The marketing board agreed that property managers could pay the tax themselves so customers wouldn’t see it. Then, property managers could seek reimbursement from the town.
Complicating the issue is that there are two new taxes in Snowmass Village, one passed by town voters and the other passed by the Snowmass Village Resort Association board.
For some guests, if their rental is in the original West Village area near the Snowmass mall, their bill will include a new .9 percent increase in the “civic assessment” charged by SVRA, which is just like a sales tax.
That assessment is not a marketing tax, but instead is meant to offset a $7-per-person conference-center-user fee that the SVRA was having trouble collecting from lodges.
The typical additional tax on a condo rental in West Village after the .9 percent hike is estimated to be about $25.
“I don’t know of anybody [who] has a big problem with it,” said Mary Harris, the manager of several moderately priced lodges and a member of the marketing board.
But to make the SVRA’s new “tax” increase a non-issue for those who prepaid by Dec. 1, it could take up to $100,000, as there are close to 1,500 hotel rooms and condos in the West Village.
And that’s on top of the $60,000 need to give a “customer courtesy credit” to guests staying outside of the SVRA’s boundaries.
Despite hearing that only a “handful” of customers were upset, the marketing board saw the issue as one of both customer and public relations, and approved spending the town’s marketing sales tax revenues on the matter.
Marketing board chair Bob Purvis voted against the rebate plan, principally because he disagreed with the idea of paying to offset the SVRA’s fee increase. His fellow board member, Reed Lewis, also voted against it.
“Why should we give the money away?” Lewis asked. “I don’t agree with dealing with the SVRA side of it.”
But marketing board members Harris, Peter D. Moore and Kyle Sharp voted for it.

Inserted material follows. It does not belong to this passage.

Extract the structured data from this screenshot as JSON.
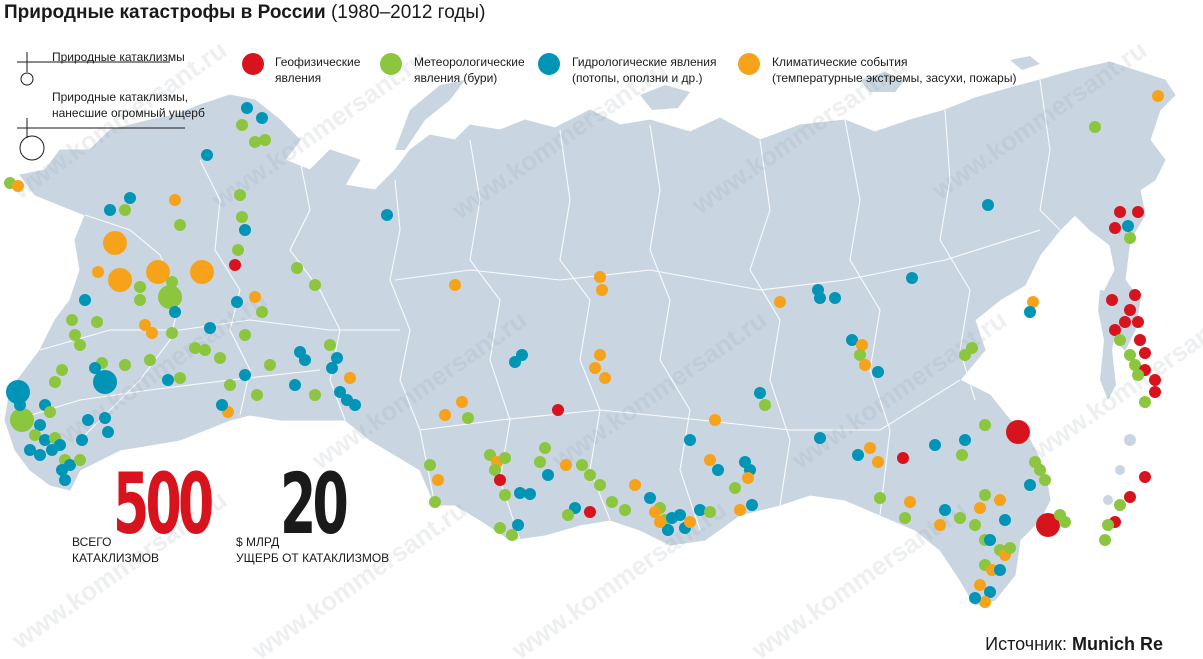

It was the first significant decision by the new board, which just approved its bylaws yesterday and has yet to hire a marketing director, create a marketing strategy or develop a budget for how it plans to spend the $2.5 million it hopes to collect each year.
After its meeting, Purvis as marketing board chair went to the Town Council for the necessary financial approval of their decision.
The marketing board got the approval it needed, but it may have been based more on the council’s prior commitment not to second-guess the marketing board’s decisions than on the soundness of their plan.
“We might just as well have written a check to the condo owners,” said Councilman Arnold Mordkin, who said he voted for the expenditure “with extreme distress.”
He had earlier made the case that SVRA was an association made up of condo owners, and it was they who had just decided to tax their guests, not the town.
And that now the town was being asked to cover the costs of the SVRA tax hike so the resort’s guests didn’t have to see it.
“This is just not right,” Mordkin said. “This is absolutely not right.”